Afghan President Hamid Karzai opened a three-day anti-corruption conference.

Karzai spoke at length about the bribes ordinary Afghans are forced to pay, and rebuked officials who "after one or two years work for the government, get rich and buy houses in Dubai".

However, he also cast doubt on the biggest anti-corruption conviction his prosecutors have achieved in years.

Kabul Mayor Abdul Ahad Sayebi, a Karzai appointee who was sentenced to four years prison last week for corruption and is now free on bail pending an appeal, attended the conference seated toward the front. Karzai pointed him out.

"One very serious caution I want to say. The mayor of Kabul has been sentenced to four years jail. I know the mayor. He is a clean person. I know him," Karzai said.

He said Sayebi had been targetted by enemies for refusing to grant them government land, and gestured to his chief justice and attorney general demanding they look into the case, although he also said Sayebi should still go to jail if guilty.

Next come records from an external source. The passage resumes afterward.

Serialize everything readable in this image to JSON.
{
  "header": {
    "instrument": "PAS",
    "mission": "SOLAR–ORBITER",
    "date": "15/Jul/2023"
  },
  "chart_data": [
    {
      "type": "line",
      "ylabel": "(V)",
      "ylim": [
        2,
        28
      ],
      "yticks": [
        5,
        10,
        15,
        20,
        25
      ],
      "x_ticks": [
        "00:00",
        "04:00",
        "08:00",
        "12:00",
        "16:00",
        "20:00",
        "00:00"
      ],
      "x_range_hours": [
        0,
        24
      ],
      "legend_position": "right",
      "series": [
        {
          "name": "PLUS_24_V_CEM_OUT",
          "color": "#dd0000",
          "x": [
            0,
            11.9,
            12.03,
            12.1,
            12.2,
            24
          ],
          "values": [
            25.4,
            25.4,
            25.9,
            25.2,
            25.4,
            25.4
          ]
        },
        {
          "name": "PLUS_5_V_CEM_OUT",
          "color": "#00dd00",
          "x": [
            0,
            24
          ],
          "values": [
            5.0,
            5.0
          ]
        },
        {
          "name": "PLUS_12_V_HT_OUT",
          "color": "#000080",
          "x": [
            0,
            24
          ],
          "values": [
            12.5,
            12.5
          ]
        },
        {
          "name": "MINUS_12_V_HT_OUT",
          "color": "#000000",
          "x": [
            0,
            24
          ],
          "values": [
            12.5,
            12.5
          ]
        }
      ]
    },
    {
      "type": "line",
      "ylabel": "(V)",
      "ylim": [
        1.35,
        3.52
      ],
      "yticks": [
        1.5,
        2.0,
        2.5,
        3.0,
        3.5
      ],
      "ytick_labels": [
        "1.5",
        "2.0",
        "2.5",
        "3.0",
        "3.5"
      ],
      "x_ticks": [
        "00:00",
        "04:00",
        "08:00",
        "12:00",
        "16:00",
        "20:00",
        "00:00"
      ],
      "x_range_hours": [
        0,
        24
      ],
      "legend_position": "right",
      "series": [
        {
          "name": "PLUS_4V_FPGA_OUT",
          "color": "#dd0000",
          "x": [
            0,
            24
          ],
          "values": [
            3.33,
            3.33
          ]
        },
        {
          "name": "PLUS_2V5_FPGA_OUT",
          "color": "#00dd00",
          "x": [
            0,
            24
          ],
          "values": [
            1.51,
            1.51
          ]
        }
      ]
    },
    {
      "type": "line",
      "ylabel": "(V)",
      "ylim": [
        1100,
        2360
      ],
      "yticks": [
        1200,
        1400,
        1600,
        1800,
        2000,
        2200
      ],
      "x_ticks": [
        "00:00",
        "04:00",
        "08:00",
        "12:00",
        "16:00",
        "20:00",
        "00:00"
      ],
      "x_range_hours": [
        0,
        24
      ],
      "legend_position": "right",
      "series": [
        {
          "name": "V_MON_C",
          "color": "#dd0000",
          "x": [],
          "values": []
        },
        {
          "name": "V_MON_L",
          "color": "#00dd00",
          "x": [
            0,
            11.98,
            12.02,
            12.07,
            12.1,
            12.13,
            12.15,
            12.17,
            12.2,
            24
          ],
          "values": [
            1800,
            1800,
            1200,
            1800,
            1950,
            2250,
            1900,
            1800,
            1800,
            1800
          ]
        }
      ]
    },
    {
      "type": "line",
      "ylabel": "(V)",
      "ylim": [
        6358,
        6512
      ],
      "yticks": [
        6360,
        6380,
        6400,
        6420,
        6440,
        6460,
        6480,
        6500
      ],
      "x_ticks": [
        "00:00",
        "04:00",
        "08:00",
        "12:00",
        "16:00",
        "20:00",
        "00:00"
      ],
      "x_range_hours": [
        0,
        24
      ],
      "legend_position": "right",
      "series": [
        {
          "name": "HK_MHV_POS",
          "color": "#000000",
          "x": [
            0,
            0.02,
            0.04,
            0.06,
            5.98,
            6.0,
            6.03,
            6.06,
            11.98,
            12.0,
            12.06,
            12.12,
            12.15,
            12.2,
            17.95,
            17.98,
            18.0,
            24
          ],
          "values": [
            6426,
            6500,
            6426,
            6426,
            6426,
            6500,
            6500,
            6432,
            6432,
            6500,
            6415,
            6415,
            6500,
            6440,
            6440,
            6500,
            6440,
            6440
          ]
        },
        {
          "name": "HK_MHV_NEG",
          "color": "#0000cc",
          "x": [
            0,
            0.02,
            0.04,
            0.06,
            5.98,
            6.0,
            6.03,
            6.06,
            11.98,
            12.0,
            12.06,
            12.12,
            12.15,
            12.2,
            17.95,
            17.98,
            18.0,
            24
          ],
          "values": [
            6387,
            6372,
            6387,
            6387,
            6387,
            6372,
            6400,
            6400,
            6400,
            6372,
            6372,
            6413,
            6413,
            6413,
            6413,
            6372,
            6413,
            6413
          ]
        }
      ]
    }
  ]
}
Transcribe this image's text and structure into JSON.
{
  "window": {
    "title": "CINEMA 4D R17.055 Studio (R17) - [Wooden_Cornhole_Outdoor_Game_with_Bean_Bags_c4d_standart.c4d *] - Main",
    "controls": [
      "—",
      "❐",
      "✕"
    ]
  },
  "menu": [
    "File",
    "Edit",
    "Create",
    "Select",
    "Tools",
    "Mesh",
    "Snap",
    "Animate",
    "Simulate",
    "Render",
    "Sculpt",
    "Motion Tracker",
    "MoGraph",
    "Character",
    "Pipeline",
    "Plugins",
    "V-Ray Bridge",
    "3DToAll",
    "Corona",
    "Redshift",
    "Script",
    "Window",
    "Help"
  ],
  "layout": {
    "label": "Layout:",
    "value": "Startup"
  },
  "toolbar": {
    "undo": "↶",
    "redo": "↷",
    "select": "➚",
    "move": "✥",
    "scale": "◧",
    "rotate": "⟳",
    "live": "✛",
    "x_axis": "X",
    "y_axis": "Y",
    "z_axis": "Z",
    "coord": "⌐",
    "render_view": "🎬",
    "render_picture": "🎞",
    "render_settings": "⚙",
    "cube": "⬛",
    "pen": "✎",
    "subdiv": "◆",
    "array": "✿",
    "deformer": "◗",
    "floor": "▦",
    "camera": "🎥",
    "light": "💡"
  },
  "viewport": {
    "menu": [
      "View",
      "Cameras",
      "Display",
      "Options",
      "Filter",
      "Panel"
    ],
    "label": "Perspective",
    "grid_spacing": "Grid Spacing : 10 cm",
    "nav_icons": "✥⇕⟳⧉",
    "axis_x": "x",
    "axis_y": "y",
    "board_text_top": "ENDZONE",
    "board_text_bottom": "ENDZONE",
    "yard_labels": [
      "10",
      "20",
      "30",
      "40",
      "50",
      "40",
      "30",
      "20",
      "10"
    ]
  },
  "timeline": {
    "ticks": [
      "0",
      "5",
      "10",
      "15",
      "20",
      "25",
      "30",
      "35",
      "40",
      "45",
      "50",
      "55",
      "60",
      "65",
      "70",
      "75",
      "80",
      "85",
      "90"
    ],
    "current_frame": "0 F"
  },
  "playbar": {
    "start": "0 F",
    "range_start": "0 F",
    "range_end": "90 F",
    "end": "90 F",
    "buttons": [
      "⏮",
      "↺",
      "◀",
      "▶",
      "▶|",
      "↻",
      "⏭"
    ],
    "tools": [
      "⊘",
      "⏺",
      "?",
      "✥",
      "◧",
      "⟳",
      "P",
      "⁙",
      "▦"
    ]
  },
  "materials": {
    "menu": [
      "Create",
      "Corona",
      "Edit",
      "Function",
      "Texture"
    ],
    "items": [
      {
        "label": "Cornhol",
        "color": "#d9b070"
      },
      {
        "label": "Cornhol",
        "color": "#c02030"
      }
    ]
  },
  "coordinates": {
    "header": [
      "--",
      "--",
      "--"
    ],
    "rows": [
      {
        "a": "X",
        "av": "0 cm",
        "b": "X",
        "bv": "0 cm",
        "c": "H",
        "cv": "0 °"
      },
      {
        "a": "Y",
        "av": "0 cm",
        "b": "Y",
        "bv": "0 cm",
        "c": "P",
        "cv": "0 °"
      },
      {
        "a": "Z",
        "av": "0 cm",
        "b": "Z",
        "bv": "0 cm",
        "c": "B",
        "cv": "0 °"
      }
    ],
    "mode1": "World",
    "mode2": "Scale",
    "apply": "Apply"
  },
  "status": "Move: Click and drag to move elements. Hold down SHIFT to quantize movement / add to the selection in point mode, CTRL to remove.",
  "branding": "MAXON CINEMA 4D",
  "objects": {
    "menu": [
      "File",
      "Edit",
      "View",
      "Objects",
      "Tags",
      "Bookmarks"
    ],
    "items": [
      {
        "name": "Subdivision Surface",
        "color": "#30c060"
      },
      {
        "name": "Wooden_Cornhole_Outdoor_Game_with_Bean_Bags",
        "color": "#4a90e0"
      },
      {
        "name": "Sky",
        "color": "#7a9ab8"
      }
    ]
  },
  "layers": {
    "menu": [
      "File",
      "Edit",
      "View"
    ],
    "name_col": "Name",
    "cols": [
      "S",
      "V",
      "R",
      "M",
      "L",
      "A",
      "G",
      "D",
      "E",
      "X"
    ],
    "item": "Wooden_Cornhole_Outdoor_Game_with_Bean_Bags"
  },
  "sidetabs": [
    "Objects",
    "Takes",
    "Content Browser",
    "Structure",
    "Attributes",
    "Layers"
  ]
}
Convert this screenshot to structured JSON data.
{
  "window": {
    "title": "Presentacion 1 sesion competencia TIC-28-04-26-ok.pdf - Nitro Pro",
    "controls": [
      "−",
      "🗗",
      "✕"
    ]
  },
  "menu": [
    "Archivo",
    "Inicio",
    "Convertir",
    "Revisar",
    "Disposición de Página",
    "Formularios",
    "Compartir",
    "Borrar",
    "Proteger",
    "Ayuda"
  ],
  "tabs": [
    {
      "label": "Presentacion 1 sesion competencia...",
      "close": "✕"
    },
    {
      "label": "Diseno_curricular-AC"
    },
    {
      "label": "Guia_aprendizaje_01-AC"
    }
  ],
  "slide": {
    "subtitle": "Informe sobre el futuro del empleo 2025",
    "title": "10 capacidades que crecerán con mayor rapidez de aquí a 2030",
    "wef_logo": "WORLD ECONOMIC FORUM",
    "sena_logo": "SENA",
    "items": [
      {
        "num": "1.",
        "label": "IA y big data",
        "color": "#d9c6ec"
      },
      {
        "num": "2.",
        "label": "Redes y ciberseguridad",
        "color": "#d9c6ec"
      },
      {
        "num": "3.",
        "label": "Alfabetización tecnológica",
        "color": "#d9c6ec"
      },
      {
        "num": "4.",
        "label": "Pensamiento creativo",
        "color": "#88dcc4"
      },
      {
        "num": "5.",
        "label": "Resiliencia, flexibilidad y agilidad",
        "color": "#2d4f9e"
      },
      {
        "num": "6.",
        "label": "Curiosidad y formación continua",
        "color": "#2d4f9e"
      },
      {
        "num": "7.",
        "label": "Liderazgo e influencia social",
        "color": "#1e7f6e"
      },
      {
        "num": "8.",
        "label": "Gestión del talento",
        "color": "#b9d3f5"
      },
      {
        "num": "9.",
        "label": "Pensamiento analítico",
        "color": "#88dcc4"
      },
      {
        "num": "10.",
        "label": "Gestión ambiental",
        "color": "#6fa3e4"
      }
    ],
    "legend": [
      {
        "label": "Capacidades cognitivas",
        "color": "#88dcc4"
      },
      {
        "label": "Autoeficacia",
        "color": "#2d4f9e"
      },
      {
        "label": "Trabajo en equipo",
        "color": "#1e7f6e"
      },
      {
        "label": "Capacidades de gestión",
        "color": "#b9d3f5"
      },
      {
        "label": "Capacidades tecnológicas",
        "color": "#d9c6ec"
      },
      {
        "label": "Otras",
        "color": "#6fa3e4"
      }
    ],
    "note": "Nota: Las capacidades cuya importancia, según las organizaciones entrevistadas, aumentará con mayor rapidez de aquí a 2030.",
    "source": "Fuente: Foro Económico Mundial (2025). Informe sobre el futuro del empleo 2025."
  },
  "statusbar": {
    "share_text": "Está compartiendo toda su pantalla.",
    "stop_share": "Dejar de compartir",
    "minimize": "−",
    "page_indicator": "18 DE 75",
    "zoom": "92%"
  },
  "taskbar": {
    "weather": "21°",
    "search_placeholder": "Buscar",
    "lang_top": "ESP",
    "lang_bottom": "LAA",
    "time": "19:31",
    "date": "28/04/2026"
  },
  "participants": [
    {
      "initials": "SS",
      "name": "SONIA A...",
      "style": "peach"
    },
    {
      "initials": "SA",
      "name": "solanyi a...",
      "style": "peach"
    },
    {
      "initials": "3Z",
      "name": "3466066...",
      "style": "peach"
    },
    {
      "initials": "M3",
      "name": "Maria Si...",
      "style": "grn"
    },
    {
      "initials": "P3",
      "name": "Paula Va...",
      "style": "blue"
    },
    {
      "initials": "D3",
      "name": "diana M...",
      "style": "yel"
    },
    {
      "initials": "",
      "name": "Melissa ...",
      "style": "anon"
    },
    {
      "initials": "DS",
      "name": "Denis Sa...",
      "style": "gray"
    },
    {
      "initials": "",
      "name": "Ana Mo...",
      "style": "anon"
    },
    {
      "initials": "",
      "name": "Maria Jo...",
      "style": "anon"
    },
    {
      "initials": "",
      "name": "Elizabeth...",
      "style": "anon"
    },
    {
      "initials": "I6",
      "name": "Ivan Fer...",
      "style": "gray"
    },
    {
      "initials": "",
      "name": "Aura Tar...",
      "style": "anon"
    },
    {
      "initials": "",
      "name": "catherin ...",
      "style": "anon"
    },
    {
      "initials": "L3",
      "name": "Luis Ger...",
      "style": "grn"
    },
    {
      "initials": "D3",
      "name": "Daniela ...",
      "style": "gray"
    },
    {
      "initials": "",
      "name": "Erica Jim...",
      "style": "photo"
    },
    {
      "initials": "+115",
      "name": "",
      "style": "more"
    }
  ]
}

U.S. President Barack Obama announced this month he was sending an extra 30,000 troops to Afghanistan occupation, the first of whom will start arriving within days. London said the first of 500 British reinforcements arrived on Tuesday.


The Red Cross said on Tuesday it had visited three Afghans detained by the Taliban, the first time during the eight-year war the militants had allowed the Geneva-based organisation access to prisoners they are holding.

The International Committee of the Red Cross (ICRC) said in a statement it had visited three members of the Afghan security forces in northwest Badghis, a mainly Pashtun province.

"This is the first time since the beginning of the current conflict that the ICRC has visited people detained by the armed opposition," Reto Stocker, head of the ICRC's delegation in Kabul said in the statement.

A spokesman for the ICRC in Geneva would not disclose any information about the detainees' condition and could not confirm whether they were Afghan policemen or soldiers, or say when they were captured by the Taliban.

There are 136 US-controlled detention facilities in Afghanistan.

The ICRC has registered more than 16,000 detainees since the US invasion began in late 2001.